The role of G0S2 in FLT3+ AML bone marrow microenvironment and metabolism Free

Introduction: Acute myeloid leukemia (AML), which is characterized by an abnormal growth of myeloid cells, is estimated to be the second most prevalent form of leukemia this year in the United States, accounting for 33% of cases, and the deadliest, responsible for 47% of leukemia mortality. Its 5-year relative survival rate from 2015 to 2021 is, unfortunately, 32.9%, based on data from the National Institutes of Health (NIH). Although standard chemotherapy treatments are advancing, many patients still face relapses caused by common mutations, particularly in the FMS-like tyrosine kinase-3 (FLT3) gene, which is detectable in about 30% of all AML cases. Like other treatments, FLT3 tyrosine kinase inhibitors (TKIs) such as Midostaurin are used to target mutational changes and improve outcomes. However, as many as 60% of patients have resistance or considerable side effects during this therapy. Our lab previously found that the loss of G0S2 (G0/G1 switch gene 2) promotes disease progression and drug resistance in chronic myeloid leukemia (CML, Gonzalez MA, et al. Clin Transl Med. 2022 Dec; PMID: 36536477). We also observed that G0S2 expression was reduced in AML and even further downregulated in AML patients with FLT3 mutations, showing a similar phenotype compared with CML (Gonzalez-Henry MA, et al., unpublished). For this reason, we hypothesized that the G0S2 phenotype will be influenced by the bone marrow microenvironment and will impact cell metabolism as well as drug resistance in FLT3+ AML.

Methods: To test this hypothesis, we used MOLM-14, a human AML cell line with an internal tandem duplication (IDT) mutation in the FLT3 gene, as our TKI-sensitive model. Then we used these paternal cells and cultured them long-term with Midostaurin at 100 nM, to generate our TKI-resistant model. G0S2 RNA and protein levels in both cell lines were measured using RT-PCR and immunoblotting. Metabolic parameters such as oxygen consumption rates (OCR) were analyzed with the Agilent Seahorse XFp Bioanalyzer Mito Stress Kit. Additionally, we sent samples from both cell lines to Parse Bioscience for single-cell RNA sequencing (scRNAseq). Furthermore, we used HS-5, a stromal fibroblast cell line, to mimic the bone marrow microenvironment by co-culturing it with MOLM-14 cells that are either Midostaurin-sensitive or -resistant, compared to regular media and HS-5 conditioned media. Both TKI-sensitive and resistant AML cell lines were transduced with small hairpin RNAs (shRNAs) targeting G0S2 (shG0S2) for knockdown or to induce ectopic G0S2 expression (pLVX G0S2), compared with a non-targeting shRNA control (shNT). All lentiviral vectors were puromycin-sensitive for selecting infected cells and were doxycycline-inducible. We used RT-PCR, immunoblotting, and colony formation assays to check the phenotypes of the transduced cell lines.

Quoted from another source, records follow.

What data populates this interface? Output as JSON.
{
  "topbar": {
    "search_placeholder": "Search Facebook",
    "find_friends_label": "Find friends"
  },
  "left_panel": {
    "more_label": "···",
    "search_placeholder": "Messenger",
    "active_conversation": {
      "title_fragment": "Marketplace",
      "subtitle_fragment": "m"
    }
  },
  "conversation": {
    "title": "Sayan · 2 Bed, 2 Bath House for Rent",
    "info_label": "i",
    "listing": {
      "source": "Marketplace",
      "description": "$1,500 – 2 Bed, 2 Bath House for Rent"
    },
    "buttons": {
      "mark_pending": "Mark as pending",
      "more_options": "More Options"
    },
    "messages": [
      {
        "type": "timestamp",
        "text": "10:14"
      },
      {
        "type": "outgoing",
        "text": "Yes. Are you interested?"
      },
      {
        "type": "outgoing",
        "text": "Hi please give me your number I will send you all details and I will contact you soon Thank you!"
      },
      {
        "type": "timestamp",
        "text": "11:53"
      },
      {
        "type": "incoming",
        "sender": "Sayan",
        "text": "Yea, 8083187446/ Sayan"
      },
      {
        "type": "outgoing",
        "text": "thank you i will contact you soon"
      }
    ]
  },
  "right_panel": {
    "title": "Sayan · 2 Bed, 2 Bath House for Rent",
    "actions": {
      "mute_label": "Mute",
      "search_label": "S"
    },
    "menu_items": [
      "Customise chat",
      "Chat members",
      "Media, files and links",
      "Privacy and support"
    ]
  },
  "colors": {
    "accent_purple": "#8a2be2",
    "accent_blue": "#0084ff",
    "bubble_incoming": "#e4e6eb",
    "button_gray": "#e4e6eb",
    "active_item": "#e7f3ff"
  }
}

Results: G0S2 mRNA and protein expression were almost completely reduced in the MOLM-14 TKI-resistant cells compared to their parental MOLM-14 TKI-sensitive cells. Regarding metabolic parameters, the MOLM-14 midostaurin-resistant cell line showed higher OCR levels than its TKI-sensitive control. In the Parse Bioscience scRNAseq, we identified three main genes of interest that were upregulated in the MOLM-14 midostaurin-resistant cells: AIG1 (Androgen Induced Gene 1), involved in lipid metabolism; SATB2 (Special AT-rich sequence Binding protein 2), which plays a role in energy metabolism; and FOXP2 (Forkhead Box Protein P2), a transcription factor implicated in cell metabolism. For the HS5-AML co-culture, we observed protection of the AML cells in both the HS5 conditioned media and the co-culture cells. Additionally, we noted more colony formations in shG0S2 compared to their control, and colony ablation with the ectopic G0S2 vector, after confirming knockdown and increased gene expression at both RNA and protein levels.

Conclusions: Midostaurin-resistant cells demonstrated significant changes in metabolism and G0S2 levels, which show that the lower the G0S2 level, the higher the oxygen consumption rates. Additionally, we emphasized the importance of the bone marrow microenvironment, as it can protect cancer cells from TKI treatments. We are currently conducting similar co-culture experiments using G0S2 knockdown and ectopic expression vectors. We are planning in vivo experiments to test our in vitro results from the bone marrow microenvironment.